Contacts and Locations

Study Locations

• Italy
  • Napoli, Italy, 80131
    • University of Naples Federico II

Participation Criteria

Eligibility Criteria

• Ages Eligible for Study: Adult
• Accepts Healthy Volunteers: No

Description

Inclusion Criteria:

• patient aged between 18 and 50 years
• symptoms consistent with CBP
• positive Mears-Stamey test

Exclusion Criteria:

• patients younger than 18 years
• history of neurological disease, urinary stones or cancer
• allergy to fluoroquinolones or any components of Butirprost®
• post-void residual > 50 mL
• Use of alpha-blockers or 5-alpha-reductase inhibitors (5-ARI)
• previous prostatic surgery, antibiotic treatment within four weeks prior to the study
• refusal to provide informed consent and incomplete follow-up data
• Patients testing positive for certain pathogens like Chlamydia trachomatis (Ct), Ureaplasma urealyticum, Neisseria gon-orrhoeae, herpes simplex virus types 1 and 2 (HSV-1/2), and human papillomavirus (HPV)

Study Plan

How is the study designed?

Design Details

• Primary Purpose: Treatment
• Allocation: Randomized
• Interventional Model: Parallel Assignment
• Masking: Single

Number of Arms

2

Arms and Interventions

Participant Group / Arm	Intervention / Treatment
Experimental: Butirprost and antibiotic; The treatment schedule was based on fluoroquinolone (levofloxacin, 1 tablet 500 mg daily for 4 weeks) plus 1 tablet of Butirprost® daily for 4 weeks	Drug: Sodium Hyaluronate; Sodium Hyaluronate (Butirprost®) is a nutraceutical formulation in suppository form, designed for the management of chronic bacterial prostatitis (CBP).
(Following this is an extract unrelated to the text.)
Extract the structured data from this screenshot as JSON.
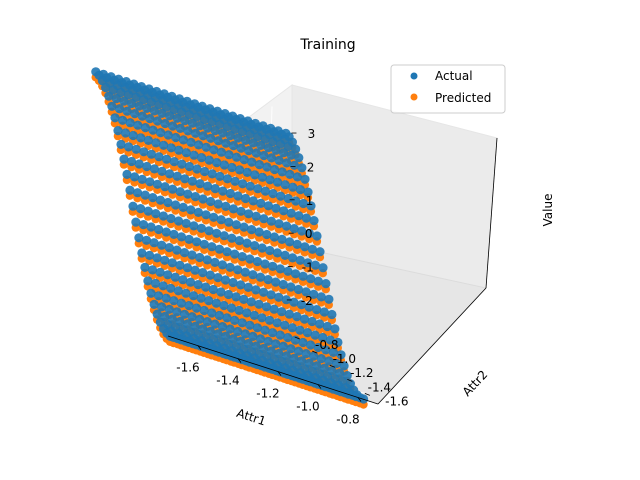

It contains key ingredients such as sodium hyaluronate, a derivative of hyaluronic acid (HA), along with Plantago major. Sodium hyaluronate is valued for its potent anti-inflammatory and tissue-regenerative properties, while Plantago major offers additional benefits through its soothing and wound-healing effects, enhancing the overall efficacy of the formulation in treating CBP.; Other Names: Butirprost®; Drug: Levofloxacin 500mg; Treatment typically involves fluoroquinolones alone, such as levofloxacin.
Active Comparator: Antibiotic; the treatment schedule was based on oral fluoroquinolone only (levofloxacin, 1 tablet 500 mg daily for 4 weeks)	Drug: Levofloxacin 500mg; Treatment typically involves fluoroquinolones alone, such as levofloxacin.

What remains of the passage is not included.